Two Mangrove whiprays have been moved to the Weymouth Sea Life Centre, Dorset after they grew too large for their former home.
The rays, named Bonnie and Clyde, had been resident at Torquay's Living Coast zoo's "Mangroves: The Roots of the Sea" exhibit, but had outgrown the attraction's tank, reaching a disc diameter of 1m/3' and weighing around 19kg/3stone each, at which point the decision was made to re-home them in the more spacious accommodation available at Weymouth.
The rays were caught in nets, and then transferred on wet stretchers to a lorry fitted with a 2,000 l. tank for their journey from Devon to their new home in Dorset.

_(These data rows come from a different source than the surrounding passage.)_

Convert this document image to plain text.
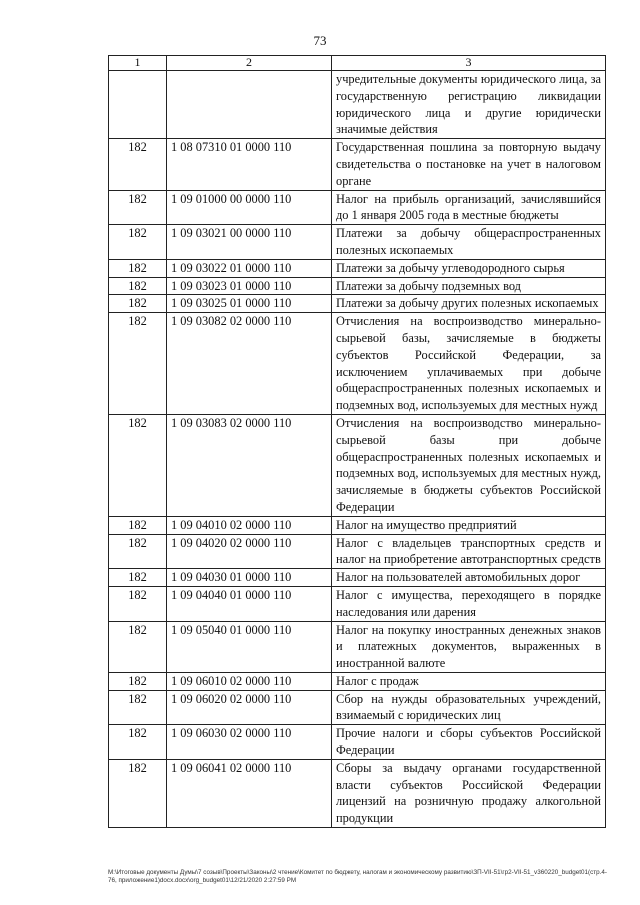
73
1	2	3
		учредительные документы юридического лица, за государственную регистрацию ликвидации юридического лица и другие юридически значимые действия
182	1 08 07310 01 0000 110	Государственная пошлина за повторную выдачу свидетельства о постановке на учет в налоговом органе
182	1 09 01000 00 0000 110	Налог на прибыль организаций, зачислявшийся до 1 января 2005 года в местные бюджеты
182	1 09 03021 00 0000 110	Платежи за добычу общераспространенных полезных ископаемых
182	1 09 03022 01 0000 110	Платежи за добычу углеводородного сырья
182	1 09 03023 01 0000 110	Платежи за добычу подземных вод
182	1 09 03025 01 0000 110	Платежи за добычу других полезных ископаемых
182	1 09 03082 02 0000 110	Отчисления на воспроизводство минерально-сырьевой базы, зачисляемые в бюджеты субъектов Российской Федерации, за исключением уплачиваемых при добыче общераспространенных полезных ископаемых и подземных вод, используемых для местных нужд
182	1 09 03083 02 0000 110	Отчисления на воспроизводство минерально-сырьевой базы при добыче общераспространенных полезных ископаемых и подземных вод, используемых для местных нужд, зачисляемые в бюджеты субъектов Российской Федерации
182	1 09 04010 02 0000 110	Налог на имущество предприятий
182	1 09 04020 02 0000 110	Налог с владельцев транспортных средств и налог на приобретение автотранспортных средств
182	1 09 04030 01 0000 110	Налог на пользователей автомобильных дорог
182	1 09 04040 01 0000 110	Налог с имущества, переходящего в порядке наследования или дарения
182	1 09 05040 01 0000 110	Налог на покупку иностранных денежных знаков и платежных документов, выраженных в иностранной валюте
182	1 09 06010 02 0000 110	Налог с продаж
182	1 09 06020 02 0000 110	Сбор на нужды образовательных учреждений, взимаемый с юридических лиц
182	1 09 06030 02 0000 110	Прочие налоги и сборы субъектов Российской Федерации
182	1 09 06041 02 0000 110	Сборы за выдачу органами государственной власти субъектов Российской Федерации лицензий на розничную продажу алкогольной продукции
M:\Итоговые документы Думы\7 созыв\Проекты\Законы\2 чтение\Комитет по бюджету, налогам и экономическому развитию\ЗП-VII-51\гр2-VII-51_v360220_budget01(стр.4-76, приложение1)docx.docx\org_budget01\12/21/2020 2:27:59 PM
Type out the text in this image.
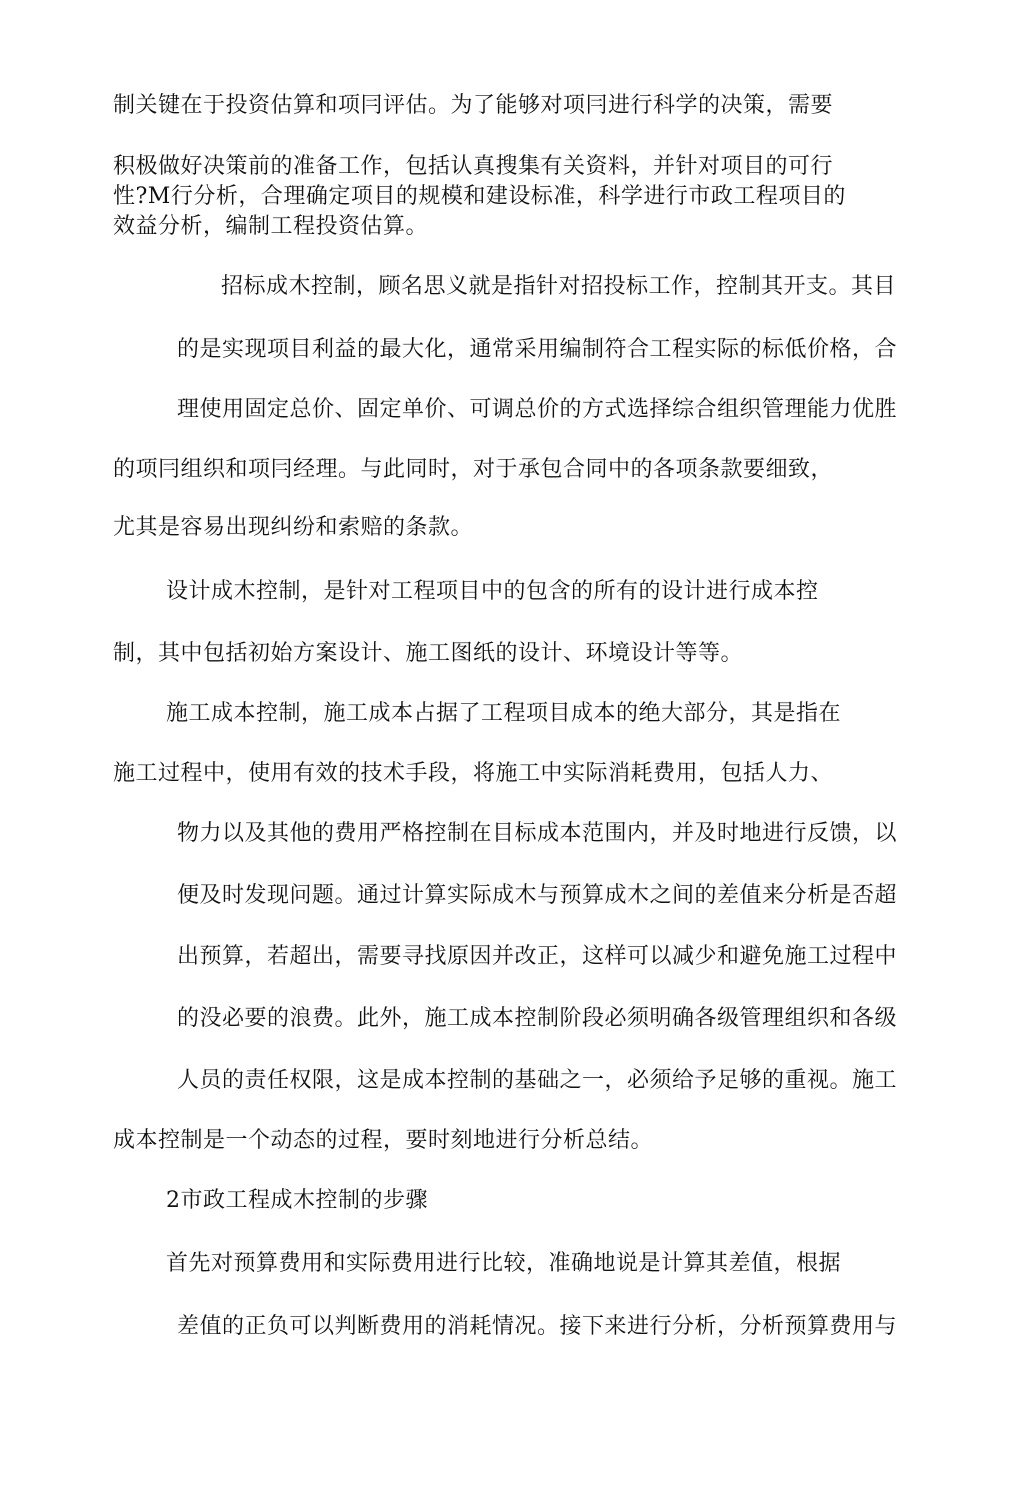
制关键在于投资估算和项冃评估。为了能够对项冃进行科学的决策，需要
积极做好决策前的准备工作，包括认真搜集有关资料，并针对项目的可行
性?M行分析，合理确定项目的规模和建设标准，科学进行市政工程项目的
效益分析，编制工程投资估算。
招标成木控制，顾名思义就是指针对招投标工作，控制其开支。其目
的是实现项目利益的最大化，通常采用编制符合工程实际的标低价格，合
理使用固定总价、固定单价、可调总价的方式选择综合组织管理能力优胜
的项冃组织和项冃经理。与此同时，对于承包合同中的各项条款要细致，
尤其是容易出现纠纷和索赔的条款。
设计成木控制，是针对工程项目中的包含的所有的设计进行成本控
制，其中包括初始方案设计、施工图纸的设计、环境设计等等。
施工成本控制，施工成本占据了工程项目成本的绝大部分，其是指在
施工过程中，使用有效的技术手段，将施工中实际消耗费用，包括人力、
物力以及其他的费用严格控制在目标成本范围内，并及时地进行反馈，以
便及时发现问题。通过计算实际成木与预算成木之间的差值来分析是否超
出预算，若超出，需要寻找原因并改正，这样可以减少和避免施工过程中
的没必要的浪费。此外，施工成本控制阶段必须明确各级管理组织和各级
人员的责任权限，这是成本控制的基础之一，必须给予足够的重视。施工
成本控制是一个动态的过程，要时刻地进行分析总结。
2市政工程成木控制的步骤
首先对预算费用和实际费用进行比较，准确地说是计算其差值，根据
差值的正负可以判断费用的消耗情况。接下来进行分析，分析预算费用与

Living Coasts hope to replace them with smaller specimens of the same species shortly.
Mangrove whiprays (Himantura granulata) also sometimes known as Whitetail stingrays are a largely solitary species, widely distributed throughout the Indo-Pacific region. They are generally found in shallow, coastal waters where they prey upon a wide range or fish, crustaceans and invertebrates found on the seabed.
Adults can have a disc diameter of over around 1.4m/4.6' and be over 3.5m/11' long including their long, whip like tails which carry a venomous barb which they use for defence.
The Mangrove whipray is listed as "Near threatened" on the IUCN Red List of Threatened Species largely due to fishing whether as a targeted species or as by-catch from other fisheries such as prawn trawling.